Revenue from operations of Q1FY25 stood at Rs 1,180 crore, a growth of 20 per cent YoY. Revenue share from the North America increased to 74 per cent in Q1FY25 as compared to 61 per cent in Q1 FY24. EBITDA grew 90 per cent YoY to Rs 259 crore and EBITDA margins stood at 22 per cent (809 bps improvement). Besides lower base, the growth was driven by better product mix as reflected in GPM improvement (757 bps to 58.9 per cent).
Firm US sales and strengthening of margins were key takeaways from Q1 numbers. On API front, price erosion in Paracetamol and slower than expected inventory de-stocking at the customers’ end continue to weigh on performance, ICICI Securities said.

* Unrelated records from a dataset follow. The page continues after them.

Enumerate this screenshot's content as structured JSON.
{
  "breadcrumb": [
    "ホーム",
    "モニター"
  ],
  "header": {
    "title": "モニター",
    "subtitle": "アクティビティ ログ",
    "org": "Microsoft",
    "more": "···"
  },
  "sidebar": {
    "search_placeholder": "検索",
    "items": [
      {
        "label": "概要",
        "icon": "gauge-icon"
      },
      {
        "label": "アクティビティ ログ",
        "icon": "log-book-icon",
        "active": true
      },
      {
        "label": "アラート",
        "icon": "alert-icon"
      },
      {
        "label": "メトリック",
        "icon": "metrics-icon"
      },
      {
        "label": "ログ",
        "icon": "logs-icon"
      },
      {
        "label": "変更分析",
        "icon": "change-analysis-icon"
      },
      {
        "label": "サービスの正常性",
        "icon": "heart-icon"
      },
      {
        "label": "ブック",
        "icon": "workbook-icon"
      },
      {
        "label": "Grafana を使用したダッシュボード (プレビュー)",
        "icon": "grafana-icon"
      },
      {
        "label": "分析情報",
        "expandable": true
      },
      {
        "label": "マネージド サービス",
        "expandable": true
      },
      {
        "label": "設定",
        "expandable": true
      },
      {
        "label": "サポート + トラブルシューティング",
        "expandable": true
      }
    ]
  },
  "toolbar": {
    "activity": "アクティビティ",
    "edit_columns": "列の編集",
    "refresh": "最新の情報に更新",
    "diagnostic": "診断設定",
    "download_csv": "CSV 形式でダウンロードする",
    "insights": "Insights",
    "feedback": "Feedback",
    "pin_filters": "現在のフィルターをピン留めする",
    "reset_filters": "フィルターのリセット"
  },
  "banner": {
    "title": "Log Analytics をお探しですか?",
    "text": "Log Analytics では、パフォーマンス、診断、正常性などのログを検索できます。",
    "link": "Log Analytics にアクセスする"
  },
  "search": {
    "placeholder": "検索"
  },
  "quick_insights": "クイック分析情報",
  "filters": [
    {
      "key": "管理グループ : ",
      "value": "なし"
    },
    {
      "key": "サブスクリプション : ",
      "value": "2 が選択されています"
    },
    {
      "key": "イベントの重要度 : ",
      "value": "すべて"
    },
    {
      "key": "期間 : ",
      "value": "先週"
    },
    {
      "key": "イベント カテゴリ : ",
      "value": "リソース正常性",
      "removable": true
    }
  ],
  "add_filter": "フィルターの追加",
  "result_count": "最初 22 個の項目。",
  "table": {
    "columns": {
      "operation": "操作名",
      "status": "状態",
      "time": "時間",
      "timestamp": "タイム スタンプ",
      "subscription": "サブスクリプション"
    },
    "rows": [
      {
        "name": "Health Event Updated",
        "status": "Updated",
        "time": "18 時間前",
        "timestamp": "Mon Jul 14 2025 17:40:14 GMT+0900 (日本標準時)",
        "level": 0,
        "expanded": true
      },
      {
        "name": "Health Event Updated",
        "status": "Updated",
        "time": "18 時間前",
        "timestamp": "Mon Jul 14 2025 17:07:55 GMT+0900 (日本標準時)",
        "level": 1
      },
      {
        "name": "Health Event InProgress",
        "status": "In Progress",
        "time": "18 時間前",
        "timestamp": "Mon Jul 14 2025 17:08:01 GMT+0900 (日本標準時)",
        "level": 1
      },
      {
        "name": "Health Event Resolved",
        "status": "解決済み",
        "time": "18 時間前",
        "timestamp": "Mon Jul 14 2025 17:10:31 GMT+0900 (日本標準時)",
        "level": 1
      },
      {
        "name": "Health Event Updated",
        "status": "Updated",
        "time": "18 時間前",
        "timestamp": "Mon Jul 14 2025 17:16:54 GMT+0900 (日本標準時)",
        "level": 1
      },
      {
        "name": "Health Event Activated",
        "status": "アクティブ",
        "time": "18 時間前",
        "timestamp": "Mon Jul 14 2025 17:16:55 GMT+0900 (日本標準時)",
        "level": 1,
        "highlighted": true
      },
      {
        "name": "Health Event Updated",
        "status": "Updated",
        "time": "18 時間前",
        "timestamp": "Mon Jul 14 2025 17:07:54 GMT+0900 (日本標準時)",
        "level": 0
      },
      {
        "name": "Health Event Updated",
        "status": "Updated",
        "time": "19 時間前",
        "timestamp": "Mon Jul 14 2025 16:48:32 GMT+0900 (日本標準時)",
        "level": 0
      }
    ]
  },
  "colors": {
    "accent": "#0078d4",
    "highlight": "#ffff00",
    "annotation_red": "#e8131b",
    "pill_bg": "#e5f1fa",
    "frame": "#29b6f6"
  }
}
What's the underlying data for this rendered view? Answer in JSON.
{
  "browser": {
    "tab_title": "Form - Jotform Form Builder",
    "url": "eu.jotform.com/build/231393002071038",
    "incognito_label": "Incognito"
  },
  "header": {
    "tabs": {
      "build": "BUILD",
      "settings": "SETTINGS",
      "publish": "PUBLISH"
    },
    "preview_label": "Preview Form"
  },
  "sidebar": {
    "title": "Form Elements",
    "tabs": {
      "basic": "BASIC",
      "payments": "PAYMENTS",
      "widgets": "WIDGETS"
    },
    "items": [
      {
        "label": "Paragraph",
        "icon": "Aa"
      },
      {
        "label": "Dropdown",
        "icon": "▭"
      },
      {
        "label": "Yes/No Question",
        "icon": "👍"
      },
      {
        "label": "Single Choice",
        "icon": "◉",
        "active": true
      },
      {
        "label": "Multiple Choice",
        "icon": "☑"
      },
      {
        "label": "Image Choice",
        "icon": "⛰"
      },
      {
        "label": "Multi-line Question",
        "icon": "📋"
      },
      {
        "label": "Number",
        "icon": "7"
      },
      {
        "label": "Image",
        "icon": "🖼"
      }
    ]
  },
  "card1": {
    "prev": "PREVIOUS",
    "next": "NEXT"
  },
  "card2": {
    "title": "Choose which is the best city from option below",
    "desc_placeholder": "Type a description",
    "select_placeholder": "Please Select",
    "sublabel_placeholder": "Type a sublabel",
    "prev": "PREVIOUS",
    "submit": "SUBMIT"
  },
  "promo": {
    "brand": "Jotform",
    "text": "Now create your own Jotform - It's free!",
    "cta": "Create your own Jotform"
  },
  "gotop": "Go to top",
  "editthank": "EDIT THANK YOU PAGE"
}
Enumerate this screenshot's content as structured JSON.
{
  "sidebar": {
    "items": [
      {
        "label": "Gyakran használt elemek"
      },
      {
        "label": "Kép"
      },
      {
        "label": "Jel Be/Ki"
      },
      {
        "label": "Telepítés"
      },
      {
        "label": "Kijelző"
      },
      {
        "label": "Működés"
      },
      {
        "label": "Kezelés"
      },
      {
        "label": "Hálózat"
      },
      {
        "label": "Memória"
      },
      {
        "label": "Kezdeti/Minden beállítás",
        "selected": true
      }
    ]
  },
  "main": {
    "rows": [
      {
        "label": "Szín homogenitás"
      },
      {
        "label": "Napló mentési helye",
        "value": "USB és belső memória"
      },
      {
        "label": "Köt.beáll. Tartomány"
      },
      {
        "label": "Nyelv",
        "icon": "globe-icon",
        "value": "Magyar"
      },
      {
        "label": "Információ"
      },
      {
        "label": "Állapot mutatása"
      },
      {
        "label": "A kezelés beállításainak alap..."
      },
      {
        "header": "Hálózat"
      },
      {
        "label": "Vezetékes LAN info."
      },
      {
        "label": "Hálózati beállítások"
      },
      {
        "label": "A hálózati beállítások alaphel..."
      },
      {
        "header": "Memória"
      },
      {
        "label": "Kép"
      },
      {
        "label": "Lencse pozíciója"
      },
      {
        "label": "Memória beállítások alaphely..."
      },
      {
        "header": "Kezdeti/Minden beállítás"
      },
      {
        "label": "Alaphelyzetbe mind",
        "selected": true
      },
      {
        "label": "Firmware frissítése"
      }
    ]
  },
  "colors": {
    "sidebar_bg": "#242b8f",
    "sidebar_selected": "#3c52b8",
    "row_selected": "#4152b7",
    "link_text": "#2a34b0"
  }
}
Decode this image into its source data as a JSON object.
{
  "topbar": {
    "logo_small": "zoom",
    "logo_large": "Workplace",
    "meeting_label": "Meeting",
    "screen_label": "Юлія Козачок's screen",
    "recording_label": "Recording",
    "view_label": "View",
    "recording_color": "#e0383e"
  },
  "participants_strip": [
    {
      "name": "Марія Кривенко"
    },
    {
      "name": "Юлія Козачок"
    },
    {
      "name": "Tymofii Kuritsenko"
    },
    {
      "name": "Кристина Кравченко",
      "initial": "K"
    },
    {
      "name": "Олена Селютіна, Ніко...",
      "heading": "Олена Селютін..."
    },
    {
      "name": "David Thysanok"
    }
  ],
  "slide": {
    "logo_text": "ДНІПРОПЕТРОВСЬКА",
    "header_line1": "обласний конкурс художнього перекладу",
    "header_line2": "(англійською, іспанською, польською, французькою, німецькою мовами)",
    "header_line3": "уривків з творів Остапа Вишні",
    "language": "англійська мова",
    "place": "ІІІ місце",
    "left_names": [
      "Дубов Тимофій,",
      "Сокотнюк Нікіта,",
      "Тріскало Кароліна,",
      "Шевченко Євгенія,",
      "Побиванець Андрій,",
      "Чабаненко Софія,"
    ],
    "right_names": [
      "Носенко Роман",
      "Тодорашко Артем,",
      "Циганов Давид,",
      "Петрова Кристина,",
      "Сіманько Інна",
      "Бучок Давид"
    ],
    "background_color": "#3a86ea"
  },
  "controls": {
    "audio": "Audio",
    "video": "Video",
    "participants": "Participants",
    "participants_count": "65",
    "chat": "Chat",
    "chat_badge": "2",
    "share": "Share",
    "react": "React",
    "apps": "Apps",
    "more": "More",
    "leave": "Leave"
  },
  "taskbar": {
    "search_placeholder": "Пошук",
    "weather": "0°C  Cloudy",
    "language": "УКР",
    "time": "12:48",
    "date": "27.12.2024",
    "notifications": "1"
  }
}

Granules India is now focusing more on Formulations (FD) to drive growth backed by volumes especially in the US and Europe. It plans to file 7- 8 products in the US every year. The company is also focusing on Oncology as a segment with dedicated API and formulations block at Vizag. It has already announced an aggressive Capex of Rs 700 crore which includes manufacturing of Paracetamol and Metformin KSMs and intermediates via green route, the brokerage firm said, adding it continues to monitor progress on the margins front as well as execution of the Capex.